Des Prix (4) Prix National d’Urbanisme du Chili

borde costero chile

En 1971 le Ministère du Logement et de l’Urbanisme du Chili a établi le Prix National d’Urbanisme ; en 1996 le Colegio de Arquitectos (Ordre des Architectes) intègre l’organisation du prix. Le prix doit récompenser des architectes et autres professionnels ayant fait preuve de son excellence, créativité et contribution importante a la qualité de vie dans les villes du pays.

Jusque a présent il n’y a pas eu une échéance régulière, ayant été décerné six fois depuis 1971. Le lauréat de la dernière édition (2014) est Sergio Baereswyl Rada, architecte qui a travaille spécialement dans la région du Bio Bio. Fonctionnaire de la municipalité de Concepción (224.000 habitants), il a rédigé son Plan Régulateur, qui a impliqué une procédure de participation publique novatrice dans la ville et une organisation en corridors urbains, avec protection du paysage et des systèmes naturels. Il a travaillé récemment dans la reconstruction de la bande côtière de Bio Bio après le tremblement de terre et le raz de marée de 2010.
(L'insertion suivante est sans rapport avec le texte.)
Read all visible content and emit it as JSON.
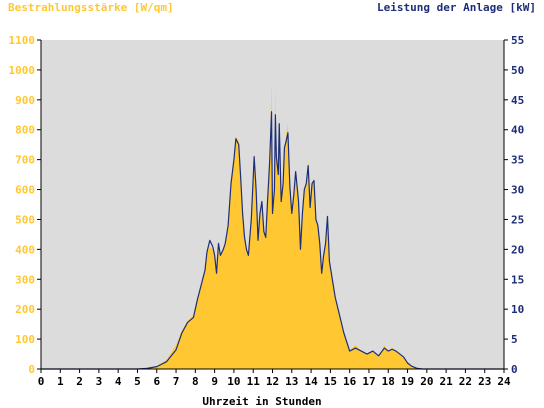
{
  "chart_data": {
    "type": "area",
    "left_axis_title": "Bestrahlungsstärke [W/qm]",
    "right_axis_title": "Leistung der Anlage [kW]",
    "xlabel": "Uhrzeit in Stunden",
    "x_ticks": [
      "0",
      "1",
      "2",
      "3",
      "4",
      "5",
      "6",
      "7",
      "8",
      "9",
      "10",
      "11",
      "12",
      "13",
      "14",
      "15",
      "16",
      "17",
      "18",
      "19",
      "20",
      "21",
      "22",
      "23",
      "24"
    ],
    "y_left_ticks": [
      "0",
      "100",
      "200",
      "300",
      "400",
      "500",
      "600",
      "700",
      "800",
      "900",
      "1000",
      "1100"
    ],
    "y_right_ticks": [
      "0",
      "5",
      "10",
      "15",
      "20",
      "25",
      "30",
      "35",
      "40",
      "45",
      "50",
      "55"
    ],
    "xlim": [
      0,
      24
    ],
    "ylim_left": [
      0,
      1100
    ],
    "ylim_right": [
      0,
      55
    ],
    "grid": false,
    "colors": {
      "plot_background": "#dcdcdc",
      "irradiance_fill": "#ffc832",
      "power_line": "#1e2e78",
      "left_axis_text": "#ffc832",
      "right_axis_text": "#1e2e78",
      "axis_text": "#000000"
    },
    "series": [
      {
        "role": "irradiance",
        "axis": "left",
        "unit": "W/qm",
        "x": [
          5.0,
          5.5,
          6.0,
          6.5,
          7.0,
          7.3,
          7.6,
          7.9,
          8.1,
          8.3,
          8.5,
          8.6,
          8.75,
          8.9,
          9.0,
          9.1,
          9.2,
          9.3,
          9.45,
          9.55,
          9.7,
          9.85,
          10.0,
          10.1,
          10.25,
          10.35,
          10.45,
          10.55,
          10.65,
          10.75,
          10.9,
          11.05,
          11.15,
          11.25,
          11.35,
          11.45,
          11.55,
          11.65,
          11.75,
          11.85,
          11.95,
          12.0,
          12.1,
          12.15,
          12.2,
          12.3,
          12.35,
          12.45,
          12.55,
          12.62,
          12.7,
          12.8,
          12.9,
          13.0,
          13.1,
          13.2,
          13.35,
          13.45,
          13.55,
          13.65,
          13.75,
          13.85,
          13.95,
          14.05,
          14.15,
          14.25,
          14.35,
          14.45,
          14.55,
          14.65,
          14.75,
          14.85,
          14.95,
          15.1,
          15.25,
          15.4,
          15.55,
          15.7,
          15.85,
          16.0,
          16.3,
          16.6,
          16.9,
          17.2,
          17.5,
          17.8,
          18.0,
          18.2,
          18.4,
          18.6,
          18.8,
          19.0,
          19.2,
          19.5,
          19.8,
          20.0
        ],
        "y": [
          0,
          2,
          10,
          30,
          80,
          130,
          160,
          180,
          240,
          280,
          330,
          390,
          410,
          400,
          380,
          320,
          410,
          380,
          400,
          420,
          480,
          620,
          690,
          780,
          760,
          650,
          520,
          440,
          400,
          380,
          500,
          720,
          620,
          430,
          520,
          560,
          460,
          440,
          580,
          700,
          960,
          520,
          600,
          940,
          720,
          650,
          860,
          560,
          620,
          740,
          780,
          820,
          620,
          520,
          580,
          660,
          560,
          400,
          520,
          600,
          620,
          700,
          540,
          620,
          640,
          500,
          480,
          420,
          320,
          380,
          420,
          520,
          360,
          300,
          240,
          200,
          160,
          120,
          90,
          60,
          80,
          60,
          50,
          60,
          40,
          80,
          60,
          70,
          60,
          50,
          40,
          20,
          10,
          2,
          0,
          0
        ]
      },
      {
        "role": "power",
        "axis": "right",
        "unit": "kW",
        "x": [
          5.0,
          5.5,
          6.0,
          6.5,
          7.0,
          7.3,
          7.6,
          7.9,
          8.1,
          8.3,
          8.5,
          8.6,
          8.75,
          8.9,
          9.0,
          9.1,
          9.2,
          9.3,
          9.45,
          9.55,
          9.7,
          9.85,
          10.0,
          10.1,
          10.25,
          10.35,
          10.45,
          10.55,
          10.65,
          10.75,
          10.9,
          11.05,
          11.15,
          11.25,
          11.35,
          11.45,
          11.55,
          11.65,
          11.75,
          11.85,
          11.95,
          12.0,
          12.1,
          12.15,
          12.2,
          12.3,
          12.35,
          12.45,
          12.55,
          12.62,
          12.7,
          12.8,
          12.9,
          13.0,
          13.1,
          13.2,
          13.35,
          13.45,
          13.55,
          13.65,
          13.75,
          13.85,
          13.95,
          14.05,
          14.15,
          14.25,
          14.35,
          14.45,
          14.55,
          14.65,
          14.75,
          14.85,
          14.95,
          15.1,
          15.25,
          15.4,
          15.55,
          15.7,
          15.85,
          16.0,
          16.3,
          16.6,
          16.9,
          17.2,
          17.5,
          17.8,
          18.0,
          18.2,
          18.4,
          18.6,
          18.8,
          19.0,
          19.2,
          19.5,
          19.8,
          20.0
        ],
        "y": [
          0,
          0.1,
          0.4,
          1.2,
          3.2,
          6.0,
          7.8,
          8.6,
          11.5,
          14.0,
          16.5,
          19.5,
          21.5,
          20.5,
          19.0,
          16.0,
          21.0,
          19.0,
          20.0,
          21.0,
          24.0,
          31.0,
          35.0,
          38.5,
          37.5,
          32.0,
          26.0,
          22.0,
          20.0,
          19.0,
          25.0,
          35.5,
          30.0,
          21.5,
          26.0,
          28.0,
          23.0,
          22.0,
          28.5,
          34.5,
          43.0,
          26.0,
          30.0,
          42.5,
          35.5,
          32.5,
          41.0,
          28.0,
          31.0,
          37.0,
          38.0,
          39.5,
          30.5,
          26.0,
          29.0,
          33.0,
          28.0,
          20.0,
          26.0,
          30.0,
          31.0,
          34.0,
          27.0,
          31.0,
          31.5,
          25.0,
          24.0,
          21.0,
          16.0,
          19.0,
          21.0,
          25.5,
          18.0,
          15.0,
          12.0,
          10.0,
          8.0,
          6.0,
          4.5,
          3.0,
          3.5,
          3.0,
          2.5,
          3.0,
          2.2,
          3.5,
          3.0,
          3.3,
          3.0,
          2.5,
          2.0,
          1.0,
          0.5,
          0.1,
          0,
          0
        ]
      }
    ]
  }
}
Au-delà du prix a la personne, que je suppose bien mérite, je m’intéresse aux plans. Je n’ai jamais visité le Chili, donc les observations qui suivent résultent de l’analyse de sources secondaires. Dans le cas du Plan Régulateur de Concepcion, d’après le règlement disponible sur le site web de la municipalité (avec des modifications jusque septembre 2009), sont établis des périmètres de zones sensibles aux risques naturels et anthropiques ; sur ces aires on exige aux projets une étude de risques, mais il n’y a pas d’interdiction formelle de construire. Ceci peut sembler étrange, mais ce n’est pas si rare, car parfois les endroits surs ne sont pas si accessibles ; on peut penser aux risques posés par les anciennes carrières a Paris, ou la localisation inondable d’une grande partie des villes anglaises. Malgré tout, en Europe on évolue vers l’interdiction des expansions urbaines sur des terrains a risque, au moins ou c’est possible, car les Pays Bas sont un exemple de cas spécial.

Les plans pour les villages côtiers, préparés après le tsunami, comprennent des périmètres d’interdiction d’usage de logement et d’équipements. Ce qui semble une bonne mesure.